One of the lessons I had to learn was that just because someone criticized something I did was not necessarily an indication they no longer wanted me as their pastor. I remember a pastor who eventually left a wonderful ministry because one lady in his church kept saying that in her mind a pastor should not stay more than eight years. It was in his eighth year, though he was happy where he was at and wanted to stay on, in light of the woman’s comments he decided to move on to another congregation. About 30 years later as the pastor was celebrating his 50th wedding anniversary, the woman from his previous church came quite a distance to join in the festive occasion. As she was talking to the pastor, she asked him why he left their church? After all, everyone liked him and did not want to see him go. The pastor told her that he thought his time was up because she kept saying that a pastor should stay no more than 8 years in a church. She quickly responded, “Oh, I didn’t mean you!” Her husband looked at her and said, “I told you so!” The damaged had been done and it was too late to repair it.

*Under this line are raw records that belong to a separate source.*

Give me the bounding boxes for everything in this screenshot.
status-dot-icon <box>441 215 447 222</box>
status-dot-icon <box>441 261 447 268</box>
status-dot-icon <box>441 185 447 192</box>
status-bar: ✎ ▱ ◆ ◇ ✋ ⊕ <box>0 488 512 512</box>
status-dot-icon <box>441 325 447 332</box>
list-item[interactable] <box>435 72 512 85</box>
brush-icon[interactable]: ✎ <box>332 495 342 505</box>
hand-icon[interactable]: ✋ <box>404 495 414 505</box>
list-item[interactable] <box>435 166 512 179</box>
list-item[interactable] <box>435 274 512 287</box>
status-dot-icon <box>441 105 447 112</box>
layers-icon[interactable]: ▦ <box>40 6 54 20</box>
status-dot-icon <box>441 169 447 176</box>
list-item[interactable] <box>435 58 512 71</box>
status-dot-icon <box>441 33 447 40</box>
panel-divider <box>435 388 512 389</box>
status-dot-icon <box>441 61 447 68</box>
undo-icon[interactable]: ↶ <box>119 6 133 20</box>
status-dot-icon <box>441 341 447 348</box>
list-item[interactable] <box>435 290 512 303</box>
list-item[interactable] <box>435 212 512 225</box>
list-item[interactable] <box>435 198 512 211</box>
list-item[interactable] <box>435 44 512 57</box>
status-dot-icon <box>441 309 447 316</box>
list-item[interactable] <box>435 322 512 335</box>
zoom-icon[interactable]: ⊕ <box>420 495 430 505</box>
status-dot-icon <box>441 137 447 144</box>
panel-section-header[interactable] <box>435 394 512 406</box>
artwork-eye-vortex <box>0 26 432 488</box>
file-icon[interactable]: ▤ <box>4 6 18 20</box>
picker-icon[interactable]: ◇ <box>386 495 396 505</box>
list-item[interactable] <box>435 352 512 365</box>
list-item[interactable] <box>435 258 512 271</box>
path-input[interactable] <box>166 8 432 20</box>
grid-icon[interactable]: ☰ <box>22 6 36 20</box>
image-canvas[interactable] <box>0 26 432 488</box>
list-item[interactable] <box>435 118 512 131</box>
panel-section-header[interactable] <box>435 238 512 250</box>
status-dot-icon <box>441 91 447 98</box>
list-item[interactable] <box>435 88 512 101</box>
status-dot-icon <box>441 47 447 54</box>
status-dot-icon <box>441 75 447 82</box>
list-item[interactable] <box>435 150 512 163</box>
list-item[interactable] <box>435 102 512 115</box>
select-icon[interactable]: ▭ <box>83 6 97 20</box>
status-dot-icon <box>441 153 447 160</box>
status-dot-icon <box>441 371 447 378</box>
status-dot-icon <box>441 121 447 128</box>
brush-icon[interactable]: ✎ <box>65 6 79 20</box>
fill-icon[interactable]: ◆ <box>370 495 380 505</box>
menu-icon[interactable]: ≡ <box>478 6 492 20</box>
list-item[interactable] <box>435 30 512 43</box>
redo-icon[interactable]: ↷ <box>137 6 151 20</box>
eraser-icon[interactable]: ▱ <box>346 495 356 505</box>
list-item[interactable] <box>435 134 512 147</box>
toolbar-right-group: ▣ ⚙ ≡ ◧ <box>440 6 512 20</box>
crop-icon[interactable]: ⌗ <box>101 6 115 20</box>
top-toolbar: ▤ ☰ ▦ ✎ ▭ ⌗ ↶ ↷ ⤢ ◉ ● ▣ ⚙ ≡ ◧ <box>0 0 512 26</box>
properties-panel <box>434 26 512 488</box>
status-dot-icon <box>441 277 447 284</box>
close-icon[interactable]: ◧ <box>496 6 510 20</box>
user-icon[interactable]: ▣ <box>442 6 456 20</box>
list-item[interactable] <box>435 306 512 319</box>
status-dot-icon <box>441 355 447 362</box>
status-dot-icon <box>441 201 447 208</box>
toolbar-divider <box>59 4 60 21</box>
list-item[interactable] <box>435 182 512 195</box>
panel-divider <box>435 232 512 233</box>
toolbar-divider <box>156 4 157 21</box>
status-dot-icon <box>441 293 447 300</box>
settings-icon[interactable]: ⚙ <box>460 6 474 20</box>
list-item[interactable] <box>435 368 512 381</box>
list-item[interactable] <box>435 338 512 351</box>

I am writing this in the month of October which is pastor appreciation month. If you happen to be a lay person, take the time to evaluate how you and your congregation is treating your pastor. Recognize that he is called of God to be a gift to your local congregation (Eph. 4:11). His work is some of the most stressful work there is and in most cases, if it was not for the calling of God, he would have left the ministry a long time ago. Encourage him with your words. Encourage him with your gifts. Encourage him with your attendance. Most importantly, encourage him with your spiritual growth. God will bless you in this endeavor.